- Born: Robert Jason Kennedy December 11, 1981 (age 44) Ft. Lauderdale, Florida, U.S.
- Education: University of Miami
- Occupation: Journalist
- Spouse: Lauren Scruggs ​(m. 2014)​
- Children: 2

= Jason Kennedy (TV personality) =

American entertainment journalist

Jason Kennedy (born December 11, 1977) is an entertainment journalist. He was the host of E! News and Live from E! and a contributor to the NBC Today Show.

==Biography ==
Kennedy was born in Fort Lauderdale, Florida. As a child, he produced a mock television news program from a home studio.
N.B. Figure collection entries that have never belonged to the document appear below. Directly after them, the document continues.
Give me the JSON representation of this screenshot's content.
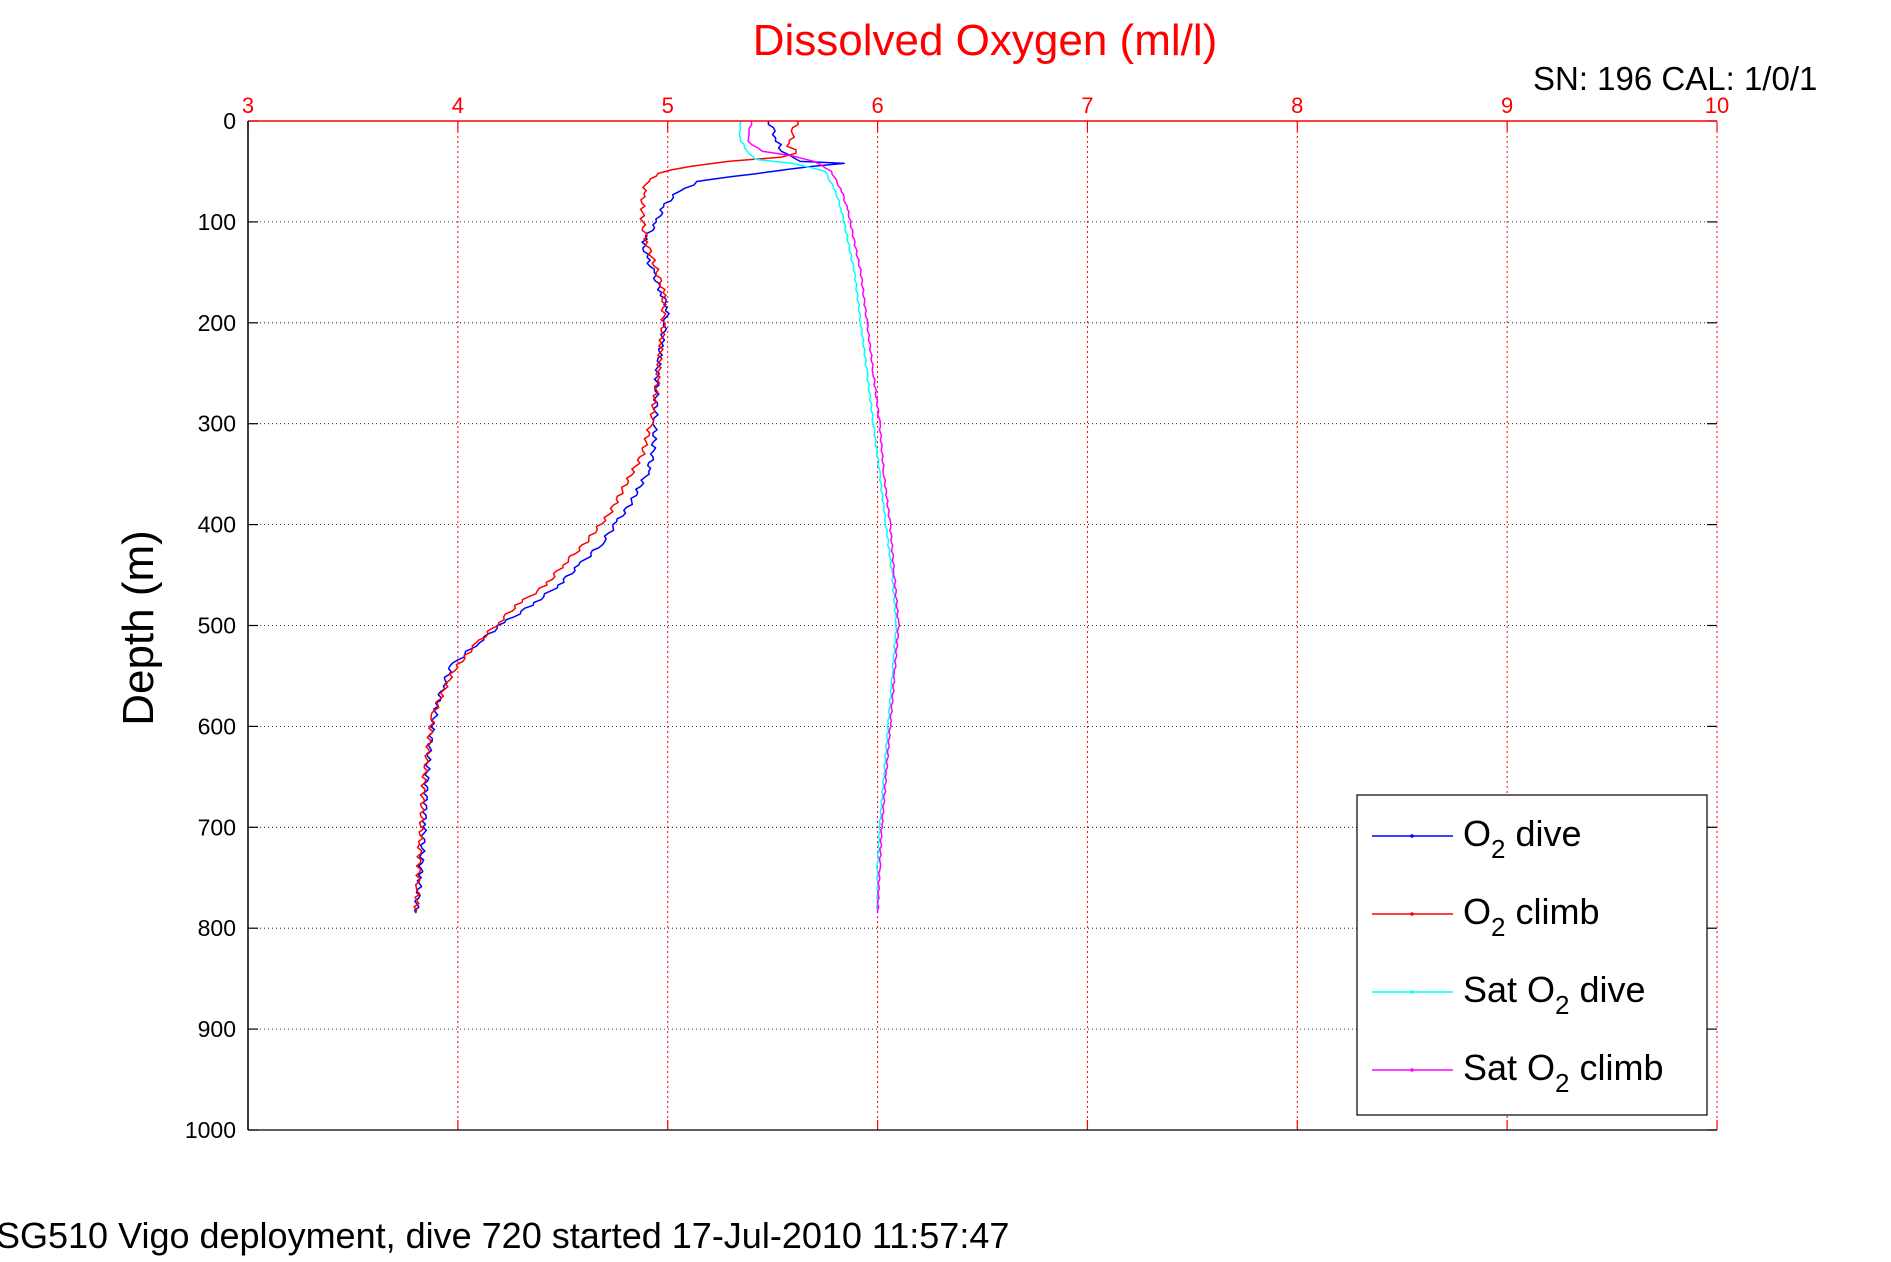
{
  "colors": {
    "accent_red": "#ff0000",
    "o2_dive": "#0000ff",
    "o2_climb": "#ff0000",
    "sat_o2_dive": "#00ffff",
    "sat_o2_climb": "#ff00ff",
    "grid_x": "#ff0000",
    "grid_y": "#000000"
  },
  "chart_data": {
    "type": "line",
    "title": "Dissolved Oxygen (ml/l)",
    "corner_note": "SN: 196  CAL: 1/0/1",
    "footer": "SG510 Vigo deployment, dive 720 started 17-Jul-2010 11:57:47",
    "ylabel": "Depth (m)",
    "xlabel": "",
    "xlim": [
      3,
      10
    ],
    "ylim": [
      0,
      1000
    ],
    "y_reversed": true,
    "x_axis_position": "top",
    "x_ticks": [
      "3",
      "4",
      "5",
      "6",
      "7",
      "8",
      "9",
      "10"
    ],
    "y_ticks": [
      "0",
      "100",
      "200",
      "300",
      "400",
      "500",
      "600",
      "700",
      "800",
      "900",
      "1000"
    ],
    "grid": true,
    "legend_position": "bottom-right",
    "series": [
      {
        "name": "O2 dive",
        "legend_main": "O",
        "legend_sub": "2",
        "legend_suffix": " dive",
        "color": "#0000ff",
        "points": [
          [
            5.48,
            0
          ],
          [
            5.5,
            10
          ],
          [
            5.52,
            20
          ],
          [
            5.55,
            30
          ],
          [
            5.62,
            40
          ],
          [
            5.85,
            42
          ],
          [
            5.7,
            45
          ],
          [
            5.5,
            50
          ],
          [
            5.3,
            55
          ],
          [
            5.15,
            60
          ],
          [
            5.05,
            70
          ],
          [
            4.98,
            85
          ],
          [
            4.95,
            100
          ],
          [
            4.88,
            120
          ],
          [
            4.9,
            135
          ],
          [
            4.93,
            150
          ],
          [
            4.97,
            170
          ],
          [
            5.0,
            185
          ],
          [
            4.99,
            200
          ],
          [
            4.97,
            220
          ],
          [
            4.95,
            250
          ],
          [
            4.94,
            300
          ],
          [
            4.93,
            330
          ],
          [
            4.9,
            350
          ],
          [
            4.82,
            380
          ],
          [
            4.75,
            400
          ],
          [
            4.68,
            420
          ],
          [
            4.58,
            440
          ],
          [
            4.48,
            460
          ],
          [
            4.35,
            480
          ],
          [
            4.2,
            500
          ],
          [
            4.08,
            520
          ],
          [
            3.97,
            540
          ],
          [
            3.93,
            560
          ],
          [
            3.9,
            580
          ],
          [
            3.88,
            600
          ],
          [
            3.86,
            630
          ],
          [
            3.85,
            660
          ],
          [
            3.84,
            700
          ],
          [
            3.82,
            750
          ],
          [
            3.8,
            785
          ]
        ]
      },
      {
        "name": "O2 climb",
        "legend_main": "O",
        "legend_sub": "2",
        "legend_suffix": " climb",
        "color": "#ff0000",
        "points": [
          [
            5.62,
            0
          ],
          [
            5.6,
            10
          ],
          [
            5.58,
            25
          ],
          [
            5.62,
            32
          ],
          [
            5.55,
            36
          ],
          [
            5.3,
            40
          ],
          [
            5.1,
            45
          ],
          [
            4.95,
            52
          ],
          [
            4.9,
            60
          ],
          [
            4.88,
            75
          ],
          [
            4.88,
            100
          ],
          [
            4.9,
            120
          ],
          [
            4.95,
            150
          ],
          [
            4.98,
            170
          ],
          [
            4.98,
            200
          ],
          [
            4.97,
            220
          ],
          [
            4.95,
            260
          ],
          [
            4.92,
            300
          ],
          [
            4.88,
            330
          ],
          [
            4.8,
            360
          ],
          [
            4.72,
            390
          ],
          [
            4.6,
            420
          ],
          [
            4.5,
            440
          ],
          [
            4.42,
            460
          ],
          [
            4.28,
            480
          ],
          [
            4.18,
            500
          ],
          [
            4.08,
            520
          ],
          [
            3.98,
            545
          ],
          [
            3.92,
            570
          ],
          [
            3.88,
            590
          ],
          [
            3.86,
            620
          ],
          [
            3.84,
            650
          ],
          [
            3.83,
            680
          ],
          [
            3.82,
            720
          ],
          [
            3.81,
            760
          ],
          [
            3.8,
            785
          ]
        ]
      },
      {
        "name": "Sat O2 dive",
        "legend_main": "Sat O",
        "legend_sub": "2",
        "legend_suffix": " dive",
        "color": "#00ffff",
        "points": [
          [
            5.35,
            0
          ],
          [
            5.34,
            10
          ],
          [
            5.35,
            20
          ],
          [
            5.38,
            30
          ],
          [
            5.42,
            38
          ],
          [
            5.6,
            42
          ],
          [
            5.75,
            50
          ],
          [
            5.8,
            70
          ],
          [
            5.83,
            90
          ],
          [
            5.86,
            120
          ],
          [
            5.89,
            150
          ],
          [
            5.92,
            200
          ],
          [
            5.95,
            250
          ],
          [
            5.98,
            300
          ],
          [
            6.01,
            350
          ],
          [
            6.04,
            400
          ],
          [
            6.07,
            450
          ],
          [
            6.09,
            500
          ],
          [
            6.07,
            550
          ],
          [
            6.05,
            600
          ],
          [
            6.03,
            650
          ],
          [
            6.01,
            700
          ],
          [
            6.0,
            740
          ],
          [
            6.0,
            785
          ]
        ]
      },
      {
        "name": "Sat O2 climb",
        "legend_main": "Sat O",
        "legend_sub": "2",
        "legend_suffix": " climb",
        "color": "#ff00ff",
        "points": [
          [
            5.4,
            0
          ],
          [
            5.39,
            10
          ],
          [
            5.38,
            20
          ],
          [
            5.45,
            30
          ],
          [
            5.6,
            35
          ],
          [
            5.7,
            40
          ],
          [
            5.78,
            50
          ],
          [
            5.83,
            70
          ],
          [
            5.86,
            90
          ],
          [
            5.89,
            120
          ],
          [
            5.92,
            150
          ],
          [
            5.95,
            200
          ],
          [
            5.98,
            250
          ],
          [
            6.01,
            300
          ],
          [
            6.03,
            350
          ],
          [
            6.06,
            400
          ],
          [
            6.08,
            450
          ],
          [
            6.1,
            500
          ],
          [
            6.08,
            550
          ],
          [
            6.06,
            600
          ],
          [
            6.04,
            650
          ],
          [
            6.02,
            700
          ],
          [
            6.01,
            740
          ],
          [
            6.0,
            785
          ]
        ]
      }
    ]
  }
}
Following his graduation from Westminster Academy, he attended the University of Miami, where he received several awards, including the Associated Press Award for Best News Feature in the state of Florida.

He moved to Los Angeles in 2004 and began anchoring segments for Open Call on the TV Guide Channel. He subsequently joined E! Network. Beginning in May 2008, Kennedy hosted Dance Machine on ABC.

== Personal life ==
Kennedy began dating Lauren Scruggs in 2013. They were married on December 12, 2014, in Dallas, Texas. They have a son who was born April 2022. They welcomed a daughter in October 2023.